Making a change in information technology—whether it's a software upgrade, a new application, a new feature, or an entirely new enterprise system—can be cumbersome and disruptive for a clinical lab that's used to doing things a certain way. But with proper preparation, it can be an opportunity for across-the-board improvement, says Terry Carroll of the SPRING Network, an organization devoted to organizational change.
Carroll, a veteran CIO who has served several large healthcare organizations including Dartmouth-Hitchcock Medical Center, Fairview Health Services, Detroit Medical Center, and Baystate Health System, rejects the notion of “managing change," in favor of designing and leading it. “Disruption is generative," he says.
Carroll recommends the following approach:
Identify the desired outcomes. This requires posing questions like: What can a software upgrade or a new piece of information technology do for the lab's operations?
Increase productivity? Improve quality of care? Expand the lab's range of services? Create more accurate records or bills? Reduce costs?
Carroll suggests identifying four or five specific, measurable goals, and analyzing how the new technology will advance the lab toward those goals. For example, Carroll worked on an IT integration project that took information from multiple systems to create a complete episode-of-care record, providing a clear improvement in the quality of information available to clinicians. “Normally in upgrades there are all kinds of choices you need to make," he says. “Every choice should go back to the five things you need to impact."
Set expectations and accountability. “People always want to gravitate to what they're comfortable with, and you have to help individuals overcome the pull of the past," Carroll says. To that end, the staff must understand how a technology change can help achieve the outcomes mentioned above, and how they must adapt their workflows to reap the promised benefits. If they have participated in setting the goals, they will be more open to using the technology for its intended purpose, rather than working around it to keep doing things the way they always have. And if they are accountable for achieving specific productivity or quality improvements or cost reductions, they can more easily see the results of their extra effort.
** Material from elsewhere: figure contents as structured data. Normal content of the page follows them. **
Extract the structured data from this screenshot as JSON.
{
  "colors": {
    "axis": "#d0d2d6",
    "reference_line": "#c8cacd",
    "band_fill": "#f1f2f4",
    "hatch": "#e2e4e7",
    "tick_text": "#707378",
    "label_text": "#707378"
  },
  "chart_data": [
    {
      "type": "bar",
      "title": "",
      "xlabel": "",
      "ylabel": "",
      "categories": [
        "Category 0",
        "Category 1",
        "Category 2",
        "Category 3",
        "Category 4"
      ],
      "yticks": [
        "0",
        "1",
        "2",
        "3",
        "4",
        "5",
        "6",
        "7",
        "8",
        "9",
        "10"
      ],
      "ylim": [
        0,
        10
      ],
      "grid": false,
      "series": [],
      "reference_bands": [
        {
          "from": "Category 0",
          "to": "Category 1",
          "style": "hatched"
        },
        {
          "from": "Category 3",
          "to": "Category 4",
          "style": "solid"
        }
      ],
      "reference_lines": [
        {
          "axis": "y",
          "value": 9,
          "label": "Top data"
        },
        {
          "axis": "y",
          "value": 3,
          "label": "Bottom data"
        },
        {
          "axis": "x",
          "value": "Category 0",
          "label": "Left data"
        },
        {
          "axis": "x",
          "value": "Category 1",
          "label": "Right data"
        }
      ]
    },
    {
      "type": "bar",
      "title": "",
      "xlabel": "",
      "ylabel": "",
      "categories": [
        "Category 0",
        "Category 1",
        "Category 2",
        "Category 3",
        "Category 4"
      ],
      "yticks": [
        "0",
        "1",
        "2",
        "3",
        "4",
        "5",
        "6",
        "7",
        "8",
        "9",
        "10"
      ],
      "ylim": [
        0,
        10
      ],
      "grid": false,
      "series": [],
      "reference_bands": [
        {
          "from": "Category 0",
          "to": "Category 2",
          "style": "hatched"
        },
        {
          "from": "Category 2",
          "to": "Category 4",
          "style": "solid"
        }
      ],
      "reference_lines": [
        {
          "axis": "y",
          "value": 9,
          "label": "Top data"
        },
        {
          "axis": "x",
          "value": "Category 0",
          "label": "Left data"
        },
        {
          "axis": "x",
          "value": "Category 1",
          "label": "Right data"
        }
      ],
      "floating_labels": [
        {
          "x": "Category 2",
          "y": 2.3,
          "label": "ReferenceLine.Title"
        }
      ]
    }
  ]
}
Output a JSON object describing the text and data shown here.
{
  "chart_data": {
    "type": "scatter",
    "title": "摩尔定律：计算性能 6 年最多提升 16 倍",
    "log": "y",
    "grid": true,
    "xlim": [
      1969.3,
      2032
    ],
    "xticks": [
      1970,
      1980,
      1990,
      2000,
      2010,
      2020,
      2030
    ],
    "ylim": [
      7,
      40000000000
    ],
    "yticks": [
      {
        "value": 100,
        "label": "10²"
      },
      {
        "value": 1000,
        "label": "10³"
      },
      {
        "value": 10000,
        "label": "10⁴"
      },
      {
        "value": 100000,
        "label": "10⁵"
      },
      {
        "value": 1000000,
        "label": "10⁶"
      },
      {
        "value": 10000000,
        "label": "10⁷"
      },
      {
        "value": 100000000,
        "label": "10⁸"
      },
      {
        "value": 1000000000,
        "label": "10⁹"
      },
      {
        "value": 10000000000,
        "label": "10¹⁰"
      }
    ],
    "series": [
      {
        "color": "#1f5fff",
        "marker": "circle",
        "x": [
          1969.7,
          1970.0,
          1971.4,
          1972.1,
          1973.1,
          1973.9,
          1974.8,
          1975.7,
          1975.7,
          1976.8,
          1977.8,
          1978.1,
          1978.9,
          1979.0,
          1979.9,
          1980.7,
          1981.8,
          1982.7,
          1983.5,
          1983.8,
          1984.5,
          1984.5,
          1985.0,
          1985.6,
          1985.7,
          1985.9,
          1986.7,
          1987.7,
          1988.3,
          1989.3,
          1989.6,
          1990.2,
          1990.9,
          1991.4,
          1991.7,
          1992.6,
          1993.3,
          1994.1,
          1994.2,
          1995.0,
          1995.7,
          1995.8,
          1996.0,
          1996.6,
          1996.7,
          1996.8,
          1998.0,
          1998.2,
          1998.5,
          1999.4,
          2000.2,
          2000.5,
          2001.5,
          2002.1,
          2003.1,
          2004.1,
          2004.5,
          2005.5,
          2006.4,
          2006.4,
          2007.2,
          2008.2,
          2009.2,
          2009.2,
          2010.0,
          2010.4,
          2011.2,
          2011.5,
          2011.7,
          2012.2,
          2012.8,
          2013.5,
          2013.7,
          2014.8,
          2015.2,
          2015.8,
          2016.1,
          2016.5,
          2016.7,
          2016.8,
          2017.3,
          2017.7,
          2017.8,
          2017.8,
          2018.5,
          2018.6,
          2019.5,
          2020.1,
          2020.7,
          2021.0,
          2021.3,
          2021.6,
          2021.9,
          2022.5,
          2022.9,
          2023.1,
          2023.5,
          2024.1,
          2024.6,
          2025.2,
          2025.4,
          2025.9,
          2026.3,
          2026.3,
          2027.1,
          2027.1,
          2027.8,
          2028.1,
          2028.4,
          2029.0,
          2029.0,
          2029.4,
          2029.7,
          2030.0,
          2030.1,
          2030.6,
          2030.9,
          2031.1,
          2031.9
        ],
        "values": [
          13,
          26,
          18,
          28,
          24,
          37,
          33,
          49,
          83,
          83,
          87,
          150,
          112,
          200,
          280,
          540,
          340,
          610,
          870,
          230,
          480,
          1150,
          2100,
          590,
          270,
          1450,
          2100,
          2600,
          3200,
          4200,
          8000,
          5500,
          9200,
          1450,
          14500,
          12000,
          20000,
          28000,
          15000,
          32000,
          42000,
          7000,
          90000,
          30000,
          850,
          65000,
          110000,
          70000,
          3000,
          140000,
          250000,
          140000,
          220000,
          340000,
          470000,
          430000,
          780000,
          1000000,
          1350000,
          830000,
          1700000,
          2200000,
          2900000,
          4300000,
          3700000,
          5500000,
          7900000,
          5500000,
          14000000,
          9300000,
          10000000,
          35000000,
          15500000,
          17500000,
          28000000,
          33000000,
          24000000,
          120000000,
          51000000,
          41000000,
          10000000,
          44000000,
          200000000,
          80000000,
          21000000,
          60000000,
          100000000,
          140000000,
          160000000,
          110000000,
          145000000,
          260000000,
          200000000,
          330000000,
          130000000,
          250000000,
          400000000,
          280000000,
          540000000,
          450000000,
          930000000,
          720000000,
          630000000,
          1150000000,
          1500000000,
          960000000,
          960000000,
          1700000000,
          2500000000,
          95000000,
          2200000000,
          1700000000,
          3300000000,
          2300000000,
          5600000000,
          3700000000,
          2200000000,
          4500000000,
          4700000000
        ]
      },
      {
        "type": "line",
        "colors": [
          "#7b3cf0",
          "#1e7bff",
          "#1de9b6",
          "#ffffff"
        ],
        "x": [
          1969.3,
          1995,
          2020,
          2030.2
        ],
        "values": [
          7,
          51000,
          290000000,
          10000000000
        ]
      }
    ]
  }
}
However, to be as proactive as this approach implies, it's important for labs to know why they're making a change, and ideally to be seeking that change from within, Carroll notes. Often, a system change or upgrade is imposed by top management. Labs will have to analyze its benefit for them and push back if there is none. “A lot of organizations do upgrades to keep up, but if it's not going to fundamentally change outcome, then it ought to be behind the scenes and not disrupt the people doing the work of the lab."
Carroll particularly cautions against the almost yearly upgrades issued by some major EHR vendors, each of which can put the entire institution on hold while the IT department figures out what impact they will have on the overall integrity of the system. “We've gotten into this rat race of thinking we have to constantly upgrade, upgrade, upgrade," he says. “Many of these systems weren't engineered for incremental enhancements, the way digital applications are today. That's a challenge for the vendors, to create something that's less disruptive."